I have always been an emotional person, but having a child has made me even more emotional. I now cry at Eastenders and wedding shows, which I never used to do! I get angry quicker but I also have sudden huge overpowering feelings of pride that overcome me just out of the blue.
When Baba was first-born, Mr L and I had a huge sense of wow what have we done, we were so proud of the little being that we had created, but we were scared that we had to look after, protect and help this tiny little being grow. That was the scariest feeling of the whole thing.
Baba brings both of us so much joy, in showing him new things. I have said it before and will say it again, I wish I could put his excitement about things into a jar. Everything is amazing to him, and it is wonderful to see him get so excited and keep saying “wow” at things.

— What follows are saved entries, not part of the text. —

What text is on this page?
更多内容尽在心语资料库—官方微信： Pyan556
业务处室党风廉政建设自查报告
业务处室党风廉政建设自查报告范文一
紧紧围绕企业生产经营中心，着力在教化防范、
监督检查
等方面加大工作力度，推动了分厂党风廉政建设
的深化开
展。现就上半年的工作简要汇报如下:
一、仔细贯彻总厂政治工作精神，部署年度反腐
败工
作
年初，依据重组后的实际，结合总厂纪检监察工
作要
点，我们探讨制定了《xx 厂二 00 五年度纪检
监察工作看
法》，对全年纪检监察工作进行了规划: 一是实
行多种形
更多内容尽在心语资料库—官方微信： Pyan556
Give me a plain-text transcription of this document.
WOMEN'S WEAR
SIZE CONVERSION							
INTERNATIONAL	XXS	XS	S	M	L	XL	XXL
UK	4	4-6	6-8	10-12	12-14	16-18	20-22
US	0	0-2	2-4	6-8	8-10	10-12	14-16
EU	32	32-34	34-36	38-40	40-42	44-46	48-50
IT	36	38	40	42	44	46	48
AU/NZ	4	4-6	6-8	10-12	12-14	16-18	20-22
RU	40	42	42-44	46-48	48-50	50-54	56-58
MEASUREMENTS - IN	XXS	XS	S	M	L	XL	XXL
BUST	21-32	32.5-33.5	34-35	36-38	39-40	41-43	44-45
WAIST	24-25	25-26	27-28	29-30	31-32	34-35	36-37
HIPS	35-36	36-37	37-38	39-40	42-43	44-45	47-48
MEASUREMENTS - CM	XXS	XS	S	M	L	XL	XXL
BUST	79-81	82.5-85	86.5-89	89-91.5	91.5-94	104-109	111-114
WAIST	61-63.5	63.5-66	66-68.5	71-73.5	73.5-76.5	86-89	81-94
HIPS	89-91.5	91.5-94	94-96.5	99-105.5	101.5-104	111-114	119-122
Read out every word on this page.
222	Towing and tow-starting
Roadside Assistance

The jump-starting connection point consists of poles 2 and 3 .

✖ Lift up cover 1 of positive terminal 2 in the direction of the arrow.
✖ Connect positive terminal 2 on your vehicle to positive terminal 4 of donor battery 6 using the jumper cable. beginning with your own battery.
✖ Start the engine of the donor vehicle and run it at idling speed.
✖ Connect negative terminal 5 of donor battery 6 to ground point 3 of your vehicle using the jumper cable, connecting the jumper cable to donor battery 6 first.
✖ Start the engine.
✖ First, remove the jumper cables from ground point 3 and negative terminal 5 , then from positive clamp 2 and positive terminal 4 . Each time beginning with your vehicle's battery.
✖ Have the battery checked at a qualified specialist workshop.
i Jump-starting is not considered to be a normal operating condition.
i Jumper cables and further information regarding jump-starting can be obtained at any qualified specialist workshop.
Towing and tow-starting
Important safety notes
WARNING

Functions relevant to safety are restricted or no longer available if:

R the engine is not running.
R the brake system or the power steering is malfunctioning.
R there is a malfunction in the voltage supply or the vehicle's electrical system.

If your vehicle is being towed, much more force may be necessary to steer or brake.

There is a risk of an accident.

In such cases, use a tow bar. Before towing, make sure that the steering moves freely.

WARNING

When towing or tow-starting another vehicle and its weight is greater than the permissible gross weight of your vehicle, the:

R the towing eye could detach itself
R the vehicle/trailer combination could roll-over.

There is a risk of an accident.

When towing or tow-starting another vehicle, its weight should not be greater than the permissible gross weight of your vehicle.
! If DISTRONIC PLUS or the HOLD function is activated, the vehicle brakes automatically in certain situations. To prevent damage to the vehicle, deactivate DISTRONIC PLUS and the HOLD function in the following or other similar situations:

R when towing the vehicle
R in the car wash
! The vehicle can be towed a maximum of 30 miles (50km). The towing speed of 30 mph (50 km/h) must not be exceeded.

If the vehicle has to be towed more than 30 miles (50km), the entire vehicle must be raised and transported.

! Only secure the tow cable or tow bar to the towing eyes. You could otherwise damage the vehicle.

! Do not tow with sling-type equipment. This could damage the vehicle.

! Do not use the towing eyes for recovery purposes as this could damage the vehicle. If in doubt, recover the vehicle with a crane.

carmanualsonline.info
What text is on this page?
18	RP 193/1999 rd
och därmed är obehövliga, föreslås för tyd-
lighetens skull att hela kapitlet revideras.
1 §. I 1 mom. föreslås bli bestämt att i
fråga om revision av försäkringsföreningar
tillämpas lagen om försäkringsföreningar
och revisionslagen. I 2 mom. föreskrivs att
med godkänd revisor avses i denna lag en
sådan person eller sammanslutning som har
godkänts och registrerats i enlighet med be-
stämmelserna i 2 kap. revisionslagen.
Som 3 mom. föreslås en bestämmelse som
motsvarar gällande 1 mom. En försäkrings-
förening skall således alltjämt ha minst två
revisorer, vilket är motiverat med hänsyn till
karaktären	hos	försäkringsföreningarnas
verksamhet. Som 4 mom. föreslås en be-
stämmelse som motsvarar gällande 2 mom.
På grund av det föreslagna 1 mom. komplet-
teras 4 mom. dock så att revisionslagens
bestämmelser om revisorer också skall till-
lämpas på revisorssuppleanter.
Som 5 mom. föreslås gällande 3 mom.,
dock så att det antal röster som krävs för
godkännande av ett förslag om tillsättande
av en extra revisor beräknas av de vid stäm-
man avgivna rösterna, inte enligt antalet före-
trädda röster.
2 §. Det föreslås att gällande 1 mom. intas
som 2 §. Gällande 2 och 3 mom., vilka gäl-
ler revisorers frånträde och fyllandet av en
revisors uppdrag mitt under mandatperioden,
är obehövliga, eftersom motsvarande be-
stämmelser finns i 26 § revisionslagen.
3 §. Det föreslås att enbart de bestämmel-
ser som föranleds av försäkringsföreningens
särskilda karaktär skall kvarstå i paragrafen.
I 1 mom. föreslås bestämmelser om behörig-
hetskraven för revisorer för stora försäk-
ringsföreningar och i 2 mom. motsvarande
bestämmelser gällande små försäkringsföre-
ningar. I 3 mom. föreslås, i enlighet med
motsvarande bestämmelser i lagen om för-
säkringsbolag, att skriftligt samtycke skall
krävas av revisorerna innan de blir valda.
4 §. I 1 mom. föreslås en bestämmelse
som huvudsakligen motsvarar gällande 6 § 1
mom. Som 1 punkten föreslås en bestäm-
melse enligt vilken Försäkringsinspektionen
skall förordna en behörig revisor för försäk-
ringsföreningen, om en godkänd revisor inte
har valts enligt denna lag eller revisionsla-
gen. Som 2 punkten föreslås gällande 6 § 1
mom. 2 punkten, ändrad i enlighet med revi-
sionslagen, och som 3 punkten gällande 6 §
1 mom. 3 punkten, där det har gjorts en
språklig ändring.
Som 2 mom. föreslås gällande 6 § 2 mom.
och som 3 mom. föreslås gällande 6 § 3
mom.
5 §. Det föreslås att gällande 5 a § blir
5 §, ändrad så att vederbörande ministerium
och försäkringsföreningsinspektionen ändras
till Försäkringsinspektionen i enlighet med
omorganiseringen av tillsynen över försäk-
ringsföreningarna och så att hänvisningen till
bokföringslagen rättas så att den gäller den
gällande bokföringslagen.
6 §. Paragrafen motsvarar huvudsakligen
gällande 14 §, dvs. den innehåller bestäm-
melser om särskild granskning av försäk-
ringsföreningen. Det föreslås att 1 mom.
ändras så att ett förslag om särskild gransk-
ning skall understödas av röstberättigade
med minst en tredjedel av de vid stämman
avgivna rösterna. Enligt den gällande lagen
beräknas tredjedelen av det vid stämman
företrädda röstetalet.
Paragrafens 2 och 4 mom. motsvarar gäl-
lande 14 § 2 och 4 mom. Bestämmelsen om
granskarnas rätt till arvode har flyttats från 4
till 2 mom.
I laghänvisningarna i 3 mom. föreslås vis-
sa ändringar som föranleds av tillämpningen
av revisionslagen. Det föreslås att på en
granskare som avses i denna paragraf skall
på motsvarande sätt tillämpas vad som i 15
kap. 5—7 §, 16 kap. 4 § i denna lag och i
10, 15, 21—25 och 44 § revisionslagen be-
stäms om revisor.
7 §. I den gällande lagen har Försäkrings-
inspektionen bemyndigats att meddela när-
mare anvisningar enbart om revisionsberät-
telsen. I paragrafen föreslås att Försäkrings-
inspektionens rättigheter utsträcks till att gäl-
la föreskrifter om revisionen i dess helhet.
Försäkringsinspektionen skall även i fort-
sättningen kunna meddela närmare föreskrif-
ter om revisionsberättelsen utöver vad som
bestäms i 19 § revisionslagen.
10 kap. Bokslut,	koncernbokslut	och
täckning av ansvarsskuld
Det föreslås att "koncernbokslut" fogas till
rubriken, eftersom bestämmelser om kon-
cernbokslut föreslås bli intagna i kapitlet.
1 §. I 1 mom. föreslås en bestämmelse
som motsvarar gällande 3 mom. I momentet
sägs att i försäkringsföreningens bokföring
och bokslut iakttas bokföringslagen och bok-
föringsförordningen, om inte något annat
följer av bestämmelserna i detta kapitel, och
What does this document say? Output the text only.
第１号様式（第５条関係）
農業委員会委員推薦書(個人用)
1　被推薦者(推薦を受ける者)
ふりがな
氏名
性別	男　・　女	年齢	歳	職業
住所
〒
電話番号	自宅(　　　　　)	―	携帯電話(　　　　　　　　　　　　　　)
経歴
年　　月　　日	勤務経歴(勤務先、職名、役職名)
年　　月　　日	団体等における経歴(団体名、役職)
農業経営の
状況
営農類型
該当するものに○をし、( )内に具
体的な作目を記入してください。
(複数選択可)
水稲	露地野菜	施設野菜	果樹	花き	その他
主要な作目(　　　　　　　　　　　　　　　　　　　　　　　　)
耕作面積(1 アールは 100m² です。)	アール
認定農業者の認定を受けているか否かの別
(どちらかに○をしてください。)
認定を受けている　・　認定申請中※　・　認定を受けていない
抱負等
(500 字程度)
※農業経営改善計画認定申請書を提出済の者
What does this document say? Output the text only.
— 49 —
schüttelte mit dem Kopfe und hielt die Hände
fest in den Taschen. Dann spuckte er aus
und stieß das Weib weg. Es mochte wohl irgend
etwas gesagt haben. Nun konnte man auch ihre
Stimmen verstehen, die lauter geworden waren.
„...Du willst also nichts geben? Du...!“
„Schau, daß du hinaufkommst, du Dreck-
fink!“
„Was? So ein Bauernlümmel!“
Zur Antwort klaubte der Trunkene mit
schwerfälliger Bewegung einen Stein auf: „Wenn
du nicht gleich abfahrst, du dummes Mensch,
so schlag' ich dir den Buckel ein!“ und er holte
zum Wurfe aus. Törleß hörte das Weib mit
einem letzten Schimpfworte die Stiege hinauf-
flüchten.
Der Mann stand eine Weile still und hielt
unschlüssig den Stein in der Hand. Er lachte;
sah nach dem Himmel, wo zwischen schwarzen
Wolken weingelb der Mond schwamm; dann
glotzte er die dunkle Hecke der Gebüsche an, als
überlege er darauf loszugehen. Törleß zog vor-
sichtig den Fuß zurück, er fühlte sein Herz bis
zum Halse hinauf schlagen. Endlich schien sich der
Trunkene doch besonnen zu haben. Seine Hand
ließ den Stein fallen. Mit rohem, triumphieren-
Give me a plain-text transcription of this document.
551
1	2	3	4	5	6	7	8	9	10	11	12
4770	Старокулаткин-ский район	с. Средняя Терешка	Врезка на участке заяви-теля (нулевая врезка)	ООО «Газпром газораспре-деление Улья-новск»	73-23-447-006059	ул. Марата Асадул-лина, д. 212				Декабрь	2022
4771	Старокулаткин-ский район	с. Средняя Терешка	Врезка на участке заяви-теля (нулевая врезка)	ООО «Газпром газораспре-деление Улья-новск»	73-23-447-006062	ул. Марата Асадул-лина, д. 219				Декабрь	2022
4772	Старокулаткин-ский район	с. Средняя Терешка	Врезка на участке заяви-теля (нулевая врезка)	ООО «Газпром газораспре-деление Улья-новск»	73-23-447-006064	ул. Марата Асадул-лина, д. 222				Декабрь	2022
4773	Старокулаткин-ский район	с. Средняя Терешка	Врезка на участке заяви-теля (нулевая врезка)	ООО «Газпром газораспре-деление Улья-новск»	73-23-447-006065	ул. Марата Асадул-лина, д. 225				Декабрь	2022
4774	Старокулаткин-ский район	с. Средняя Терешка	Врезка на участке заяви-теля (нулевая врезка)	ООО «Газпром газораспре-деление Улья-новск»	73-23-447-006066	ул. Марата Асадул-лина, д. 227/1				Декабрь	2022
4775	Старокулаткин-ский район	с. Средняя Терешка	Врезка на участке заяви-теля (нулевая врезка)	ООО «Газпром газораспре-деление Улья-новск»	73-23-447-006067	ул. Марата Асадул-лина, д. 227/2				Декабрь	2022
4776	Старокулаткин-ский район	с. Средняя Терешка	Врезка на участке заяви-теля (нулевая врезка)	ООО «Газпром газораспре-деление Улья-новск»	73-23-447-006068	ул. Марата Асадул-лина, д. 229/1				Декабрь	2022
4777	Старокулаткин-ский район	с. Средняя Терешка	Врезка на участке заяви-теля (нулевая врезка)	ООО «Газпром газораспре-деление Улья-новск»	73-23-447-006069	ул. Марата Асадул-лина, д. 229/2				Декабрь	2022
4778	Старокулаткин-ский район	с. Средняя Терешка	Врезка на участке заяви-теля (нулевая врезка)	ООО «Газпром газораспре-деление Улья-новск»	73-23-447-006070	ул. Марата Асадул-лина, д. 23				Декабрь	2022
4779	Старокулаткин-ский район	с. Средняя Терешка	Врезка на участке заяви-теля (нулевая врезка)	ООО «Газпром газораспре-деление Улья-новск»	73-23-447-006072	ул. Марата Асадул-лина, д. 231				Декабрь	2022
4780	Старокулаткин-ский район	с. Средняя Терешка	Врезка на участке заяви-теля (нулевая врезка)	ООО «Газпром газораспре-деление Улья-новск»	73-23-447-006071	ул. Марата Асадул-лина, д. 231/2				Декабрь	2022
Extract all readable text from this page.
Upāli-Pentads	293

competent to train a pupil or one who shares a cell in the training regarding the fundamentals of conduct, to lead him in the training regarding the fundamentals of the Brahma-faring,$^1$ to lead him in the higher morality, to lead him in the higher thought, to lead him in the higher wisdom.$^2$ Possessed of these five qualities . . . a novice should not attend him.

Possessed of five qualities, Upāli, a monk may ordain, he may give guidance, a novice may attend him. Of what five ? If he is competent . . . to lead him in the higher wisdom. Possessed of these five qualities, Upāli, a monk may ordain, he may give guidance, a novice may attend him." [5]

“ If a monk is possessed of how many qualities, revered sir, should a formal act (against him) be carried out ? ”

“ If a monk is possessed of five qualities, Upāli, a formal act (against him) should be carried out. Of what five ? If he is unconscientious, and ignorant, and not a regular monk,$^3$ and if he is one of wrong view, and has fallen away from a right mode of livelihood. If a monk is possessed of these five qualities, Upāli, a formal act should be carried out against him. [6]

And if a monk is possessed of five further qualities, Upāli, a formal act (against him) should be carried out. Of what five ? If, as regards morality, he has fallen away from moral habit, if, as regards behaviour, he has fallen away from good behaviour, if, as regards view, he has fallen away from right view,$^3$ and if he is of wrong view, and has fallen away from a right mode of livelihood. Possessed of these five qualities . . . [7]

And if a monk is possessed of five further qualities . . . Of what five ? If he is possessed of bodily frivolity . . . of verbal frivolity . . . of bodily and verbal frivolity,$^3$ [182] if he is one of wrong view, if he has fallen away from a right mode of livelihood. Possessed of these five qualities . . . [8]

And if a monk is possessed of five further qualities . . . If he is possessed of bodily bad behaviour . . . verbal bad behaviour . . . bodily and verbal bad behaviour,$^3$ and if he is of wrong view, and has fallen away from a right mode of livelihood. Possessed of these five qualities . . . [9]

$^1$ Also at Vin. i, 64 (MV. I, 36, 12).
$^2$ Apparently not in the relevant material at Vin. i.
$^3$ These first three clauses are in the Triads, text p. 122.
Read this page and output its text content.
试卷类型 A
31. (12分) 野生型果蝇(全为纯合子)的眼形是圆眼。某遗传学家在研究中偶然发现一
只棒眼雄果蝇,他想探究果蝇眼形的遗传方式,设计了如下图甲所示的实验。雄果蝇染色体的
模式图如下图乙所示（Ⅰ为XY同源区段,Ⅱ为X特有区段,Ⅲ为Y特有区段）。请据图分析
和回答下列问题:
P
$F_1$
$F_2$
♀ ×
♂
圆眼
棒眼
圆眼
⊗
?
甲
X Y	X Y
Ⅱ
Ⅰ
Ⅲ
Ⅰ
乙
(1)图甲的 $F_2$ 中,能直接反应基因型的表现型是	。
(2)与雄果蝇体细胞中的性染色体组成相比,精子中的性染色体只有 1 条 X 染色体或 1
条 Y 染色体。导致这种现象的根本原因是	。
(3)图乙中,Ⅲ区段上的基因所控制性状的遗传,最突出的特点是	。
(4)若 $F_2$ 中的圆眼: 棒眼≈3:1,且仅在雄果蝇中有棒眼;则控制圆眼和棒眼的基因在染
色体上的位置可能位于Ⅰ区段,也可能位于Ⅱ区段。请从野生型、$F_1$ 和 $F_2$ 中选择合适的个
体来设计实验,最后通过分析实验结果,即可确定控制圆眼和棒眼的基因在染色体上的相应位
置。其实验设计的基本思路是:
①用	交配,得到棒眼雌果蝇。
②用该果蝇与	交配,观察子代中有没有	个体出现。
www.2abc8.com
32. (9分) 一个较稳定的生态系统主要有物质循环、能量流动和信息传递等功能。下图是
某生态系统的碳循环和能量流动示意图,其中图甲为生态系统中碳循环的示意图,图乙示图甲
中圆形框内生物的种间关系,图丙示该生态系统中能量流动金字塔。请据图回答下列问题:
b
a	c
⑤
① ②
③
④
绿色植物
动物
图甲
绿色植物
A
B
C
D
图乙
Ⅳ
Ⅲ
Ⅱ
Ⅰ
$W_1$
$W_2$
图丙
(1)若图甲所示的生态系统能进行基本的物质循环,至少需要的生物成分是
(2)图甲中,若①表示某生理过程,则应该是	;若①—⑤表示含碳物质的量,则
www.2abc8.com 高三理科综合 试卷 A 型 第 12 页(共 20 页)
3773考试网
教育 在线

As quick as anything though that joy can turn to pain, terror and fear. Nothing prepares you for your baby being poorly and nothing is as scary as when they are really poorly and there is nothing you can do for them. This is a horrible feeling, you are helpless, tired, sad, and wish it was you and not them that was going through it.
Fortunately Baba bounced back and again he brought joy back into our lives and pride.
This was taken this father’s day. Daddy walking and his son trying to follow in his footsteps. I was filled with pride seeing this right in front of my eyes.
Children are emotional and it is not always easy emotions but they are always there for a reason and you quickly forget about the bad and remember the good.